This isn’t just another mega-round. The $800 million injection into Together AI, led by Aramco Ventures and backed by names like Nvidia, Vista Equity Partners, and General Catalyst, signals that the market for open-source model inference and training in the cloud has outgrown its niche phase. The company’s valuation, now exceeding $8 billion, stems from an acceleration that Together AI itself quantifies as over $1 billion in revenue generated so far – a figure that, despite its vagueness, captures enterprises’ appetite for alternatives to proprietary giants.

The platform provides on-demand access to LLMs such as Llama, Mistral, and Falcon, hosting them on GPUs and managing orchestration, scalability, and APIs. For many teams, this is the shortcut that avoids tackling hardware provisioning and pipeline setup. Yet the European context demands a more layered reflection.

The data residency knot

Whenever a company bound by GDPR or sector-specific rules (healthcare, finance, defense) picks a cloud provider, it must ask where the model weights and user data physically reside. Together AI operates across distributed data centers, but guaranteeing data residency within EU borders isn’t automatic: it requires contractual agreements, technical audits, and often a level of trust that not all organizations can extend. This explains why many Italian enterprises are exploring on-premise or hybrid deployments, keeping hardware under their control and ensuring sensitive data latency doesn’t cross uncertain jurisdictional lines.

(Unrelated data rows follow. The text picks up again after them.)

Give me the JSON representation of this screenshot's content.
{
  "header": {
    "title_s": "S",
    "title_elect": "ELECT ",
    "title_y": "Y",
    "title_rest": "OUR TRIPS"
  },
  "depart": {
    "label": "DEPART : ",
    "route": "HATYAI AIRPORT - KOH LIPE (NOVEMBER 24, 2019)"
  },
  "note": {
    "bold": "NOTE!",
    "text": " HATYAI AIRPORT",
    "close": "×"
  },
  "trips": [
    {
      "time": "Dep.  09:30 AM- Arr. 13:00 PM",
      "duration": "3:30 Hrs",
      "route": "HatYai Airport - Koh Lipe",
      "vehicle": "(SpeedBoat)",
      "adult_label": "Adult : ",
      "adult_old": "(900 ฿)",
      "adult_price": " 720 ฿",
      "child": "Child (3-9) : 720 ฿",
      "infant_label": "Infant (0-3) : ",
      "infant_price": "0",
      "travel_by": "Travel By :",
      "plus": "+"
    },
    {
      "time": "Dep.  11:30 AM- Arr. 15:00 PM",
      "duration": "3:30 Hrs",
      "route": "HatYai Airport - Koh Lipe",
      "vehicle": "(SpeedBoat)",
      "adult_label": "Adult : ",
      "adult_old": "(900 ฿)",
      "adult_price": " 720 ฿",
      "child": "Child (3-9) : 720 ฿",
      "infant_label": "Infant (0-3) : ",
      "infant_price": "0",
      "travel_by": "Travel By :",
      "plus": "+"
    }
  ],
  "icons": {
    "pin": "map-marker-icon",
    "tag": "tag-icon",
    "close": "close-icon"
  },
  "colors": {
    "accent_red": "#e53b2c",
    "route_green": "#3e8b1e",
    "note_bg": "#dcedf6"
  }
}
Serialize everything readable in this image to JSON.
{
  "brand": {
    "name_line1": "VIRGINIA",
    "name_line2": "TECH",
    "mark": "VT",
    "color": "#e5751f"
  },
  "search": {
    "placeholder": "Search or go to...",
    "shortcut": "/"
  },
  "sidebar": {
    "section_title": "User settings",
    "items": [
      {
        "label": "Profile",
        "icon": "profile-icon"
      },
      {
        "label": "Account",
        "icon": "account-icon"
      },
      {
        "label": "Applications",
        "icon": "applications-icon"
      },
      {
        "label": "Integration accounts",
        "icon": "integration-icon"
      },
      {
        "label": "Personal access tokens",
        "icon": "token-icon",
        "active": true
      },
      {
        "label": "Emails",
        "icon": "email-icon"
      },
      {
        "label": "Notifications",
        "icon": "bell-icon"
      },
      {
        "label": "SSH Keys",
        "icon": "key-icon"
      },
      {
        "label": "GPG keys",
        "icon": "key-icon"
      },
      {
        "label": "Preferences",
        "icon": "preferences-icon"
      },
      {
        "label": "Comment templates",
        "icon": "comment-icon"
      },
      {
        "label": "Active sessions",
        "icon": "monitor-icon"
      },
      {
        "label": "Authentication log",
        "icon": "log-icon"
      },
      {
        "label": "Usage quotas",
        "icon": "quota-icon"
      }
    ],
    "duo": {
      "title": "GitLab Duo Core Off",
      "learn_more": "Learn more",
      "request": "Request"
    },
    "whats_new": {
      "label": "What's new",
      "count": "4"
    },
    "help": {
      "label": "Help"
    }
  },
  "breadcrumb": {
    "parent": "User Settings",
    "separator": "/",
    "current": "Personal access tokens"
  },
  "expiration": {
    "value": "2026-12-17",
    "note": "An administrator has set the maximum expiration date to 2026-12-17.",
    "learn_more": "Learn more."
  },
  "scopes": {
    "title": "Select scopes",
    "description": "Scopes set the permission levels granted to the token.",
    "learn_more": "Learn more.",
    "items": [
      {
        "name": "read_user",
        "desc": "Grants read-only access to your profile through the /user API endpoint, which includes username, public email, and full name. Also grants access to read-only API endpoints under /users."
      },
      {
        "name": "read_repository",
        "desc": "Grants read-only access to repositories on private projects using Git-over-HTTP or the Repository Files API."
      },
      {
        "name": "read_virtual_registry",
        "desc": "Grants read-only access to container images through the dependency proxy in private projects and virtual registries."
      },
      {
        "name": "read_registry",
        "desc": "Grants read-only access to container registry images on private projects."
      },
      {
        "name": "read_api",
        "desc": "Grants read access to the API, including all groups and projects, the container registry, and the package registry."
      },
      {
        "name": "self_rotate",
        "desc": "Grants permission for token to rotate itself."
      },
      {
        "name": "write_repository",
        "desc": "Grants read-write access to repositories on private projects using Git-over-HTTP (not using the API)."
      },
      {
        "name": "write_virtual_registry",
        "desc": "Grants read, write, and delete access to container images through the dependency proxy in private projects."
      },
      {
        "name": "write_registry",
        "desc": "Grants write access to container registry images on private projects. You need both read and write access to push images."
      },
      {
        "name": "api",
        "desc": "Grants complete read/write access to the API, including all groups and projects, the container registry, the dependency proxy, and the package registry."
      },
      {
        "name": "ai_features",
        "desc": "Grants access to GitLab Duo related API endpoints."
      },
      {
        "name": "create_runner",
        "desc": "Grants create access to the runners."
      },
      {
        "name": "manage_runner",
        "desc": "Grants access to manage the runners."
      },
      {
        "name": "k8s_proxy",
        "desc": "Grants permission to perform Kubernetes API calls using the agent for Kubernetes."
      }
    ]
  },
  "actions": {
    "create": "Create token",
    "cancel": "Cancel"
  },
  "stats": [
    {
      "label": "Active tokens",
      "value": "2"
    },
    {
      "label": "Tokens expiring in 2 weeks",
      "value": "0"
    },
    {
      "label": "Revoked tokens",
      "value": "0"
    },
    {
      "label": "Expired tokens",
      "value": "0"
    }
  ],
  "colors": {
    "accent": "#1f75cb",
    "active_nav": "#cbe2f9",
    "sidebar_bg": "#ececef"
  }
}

GPUs, TCO, and the open-source push

The record funding also shows that real demand for open-source LLM compute is surging. Yet those evaluating self-hosting know that GPU cost isn’t the only variable: VRAM, memory bandwidth, and energy consumption dictate the line between a smooth deployment and an unsustainable one. Together AI absorbs this complexity and turns it into APIs, but in the long run, for predictable workloads and confidential data, the TCO of an on-premise cluster with quantized models can flip the convenience equation.

In this picture, Nvidia’s presence among investors is no side note. The chipmaker has every interest in seeing GPU consumption explode, whether via cloud or private data centers. The side effect, however, is a supply scramble that could extend lead times even for those building local infrastructure.

For organizations facing the deployment decision, AI-RADAR has developed analytical frameworks on /llm-onpremise that help map these trade-offs without ideological shortcuts. The rise of platforms like Together AI doesn’t close the chapter: it makes the picture more nuanced, because the real watershed isn’t between cloud and on-premise, but between those who can afford to delegate data sovereignty and those who cannot.